対して日本国内では、01年にETF市場がスタートしたものの、投資信託に比べて手数料が安いため、販売する証券会社が売り渋ったこともあって取引は低迷。昨年はついに売買代金で韓国に追い抜かれ、アジア3位に転落した。

 こうした中で新型ETFは市場活性化の起爆剤として期待されるが、これは始まりにすぎない。

 ETFの動向に詳しい市場関係者によれば、「新型ETFの上場から半年程度、売買動向などを見極めた上で、さらなる高リスク高リターンETFの上場が検討されている」というのだ。

 マイナス2倍になるショート型や、3倍になるレバレッジ型のETFがそれだ。「東証と大証は上場に乗り気」(同関係者)とされる。
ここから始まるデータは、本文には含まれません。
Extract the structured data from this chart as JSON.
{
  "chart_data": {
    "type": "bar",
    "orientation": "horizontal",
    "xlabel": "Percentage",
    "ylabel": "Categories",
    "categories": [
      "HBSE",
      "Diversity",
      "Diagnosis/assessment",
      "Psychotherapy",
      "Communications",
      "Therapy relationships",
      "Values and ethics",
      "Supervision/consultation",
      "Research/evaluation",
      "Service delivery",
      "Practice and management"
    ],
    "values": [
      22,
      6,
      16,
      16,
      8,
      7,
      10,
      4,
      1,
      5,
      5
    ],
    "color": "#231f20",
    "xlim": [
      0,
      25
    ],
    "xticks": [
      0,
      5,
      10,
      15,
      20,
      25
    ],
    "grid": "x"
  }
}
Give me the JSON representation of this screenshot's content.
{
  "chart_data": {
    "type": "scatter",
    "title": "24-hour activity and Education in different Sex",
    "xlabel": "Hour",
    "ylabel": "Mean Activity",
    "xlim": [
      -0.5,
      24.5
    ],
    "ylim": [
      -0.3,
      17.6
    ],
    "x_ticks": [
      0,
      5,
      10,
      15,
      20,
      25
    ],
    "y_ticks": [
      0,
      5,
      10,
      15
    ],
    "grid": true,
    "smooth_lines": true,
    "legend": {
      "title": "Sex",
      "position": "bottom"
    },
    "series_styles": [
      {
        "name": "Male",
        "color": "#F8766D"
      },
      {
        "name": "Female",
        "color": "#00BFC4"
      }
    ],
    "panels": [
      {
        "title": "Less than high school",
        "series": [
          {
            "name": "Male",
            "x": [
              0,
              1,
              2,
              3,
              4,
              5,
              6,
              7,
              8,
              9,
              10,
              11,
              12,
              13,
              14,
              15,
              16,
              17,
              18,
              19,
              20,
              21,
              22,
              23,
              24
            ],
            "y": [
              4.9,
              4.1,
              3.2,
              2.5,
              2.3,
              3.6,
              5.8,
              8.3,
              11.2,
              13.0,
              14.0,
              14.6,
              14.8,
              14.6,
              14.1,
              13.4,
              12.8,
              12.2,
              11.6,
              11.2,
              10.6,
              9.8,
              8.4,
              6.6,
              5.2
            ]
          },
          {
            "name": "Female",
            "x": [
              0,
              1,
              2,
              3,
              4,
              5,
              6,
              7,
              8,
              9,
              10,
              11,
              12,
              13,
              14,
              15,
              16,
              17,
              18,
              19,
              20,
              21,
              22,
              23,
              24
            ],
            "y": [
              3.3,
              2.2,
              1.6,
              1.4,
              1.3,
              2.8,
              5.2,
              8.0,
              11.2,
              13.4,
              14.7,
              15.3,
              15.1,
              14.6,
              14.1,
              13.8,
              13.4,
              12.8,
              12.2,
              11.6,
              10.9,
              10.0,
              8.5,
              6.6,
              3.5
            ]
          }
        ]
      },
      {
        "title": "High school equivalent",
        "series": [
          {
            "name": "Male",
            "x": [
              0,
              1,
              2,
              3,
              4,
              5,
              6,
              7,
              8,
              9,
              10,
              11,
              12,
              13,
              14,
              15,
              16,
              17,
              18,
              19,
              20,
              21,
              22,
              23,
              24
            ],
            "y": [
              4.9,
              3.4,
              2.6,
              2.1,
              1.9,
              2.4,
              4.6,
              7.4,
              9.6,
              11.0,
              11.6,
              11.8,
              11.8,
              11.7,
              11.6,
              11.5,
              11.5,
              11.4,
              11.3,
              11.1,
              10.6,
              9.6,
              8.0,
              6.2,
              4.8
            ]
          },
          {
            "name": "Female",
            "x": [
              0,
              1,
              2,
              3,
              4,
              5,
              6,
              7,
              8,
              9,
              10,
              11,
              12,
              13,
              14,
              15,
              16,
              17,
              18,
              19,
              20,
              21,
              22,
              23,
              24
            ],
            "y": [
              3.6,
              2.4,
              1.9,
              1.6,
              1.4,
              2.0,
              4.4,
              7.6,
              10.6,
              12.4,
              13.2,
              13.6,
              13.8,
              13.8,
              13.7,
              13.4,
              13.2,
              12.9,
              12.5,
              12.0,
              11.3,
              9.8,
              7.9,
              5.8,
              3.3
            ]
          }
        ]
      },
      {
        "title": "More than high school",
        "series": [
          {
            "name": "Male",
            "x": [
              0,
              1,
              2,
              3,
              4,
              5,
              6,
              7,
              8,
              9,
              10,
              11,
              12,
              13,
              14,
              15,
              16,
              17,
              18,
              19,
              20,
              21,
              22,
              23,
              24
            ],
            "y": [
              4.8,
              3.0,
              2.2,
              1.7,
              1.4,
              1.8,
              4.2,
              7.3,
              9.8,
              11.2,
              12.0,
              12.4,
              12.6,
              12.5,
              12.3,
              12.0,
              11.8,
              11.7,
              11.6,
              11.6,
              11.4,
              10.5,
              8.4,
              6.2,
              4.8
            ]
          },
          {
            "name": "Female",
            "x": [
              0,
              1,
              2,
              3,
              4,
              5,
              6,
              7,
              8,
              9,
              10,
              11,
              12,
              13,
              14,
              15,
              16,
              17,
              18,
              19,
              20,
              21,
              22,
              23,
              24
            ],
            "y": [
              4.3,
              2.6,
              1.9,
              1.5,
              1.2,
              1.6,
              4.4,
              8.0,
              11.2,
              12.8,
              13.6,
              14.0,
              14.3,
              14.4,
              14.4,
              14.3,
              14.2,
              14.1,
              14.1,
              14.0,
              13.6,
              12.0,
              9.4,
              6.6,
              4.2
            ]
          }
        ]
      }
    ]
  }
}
 ただ、レバレッジ型やショート型の上場をめぐっては、ギャンブル性が高く、商品が複雑なため、個人投資家保護の観点から難色を示す声があった。さらに市場の振れ幅を増幅させる撹乱要因になるとの指摘も根強かった。

 もう一段の高リスクETFの上場となれば、こうしたリスクはさらに高まる。しっかりとした議論がなされなければ、証券市場全体の波乱要因になりかねない。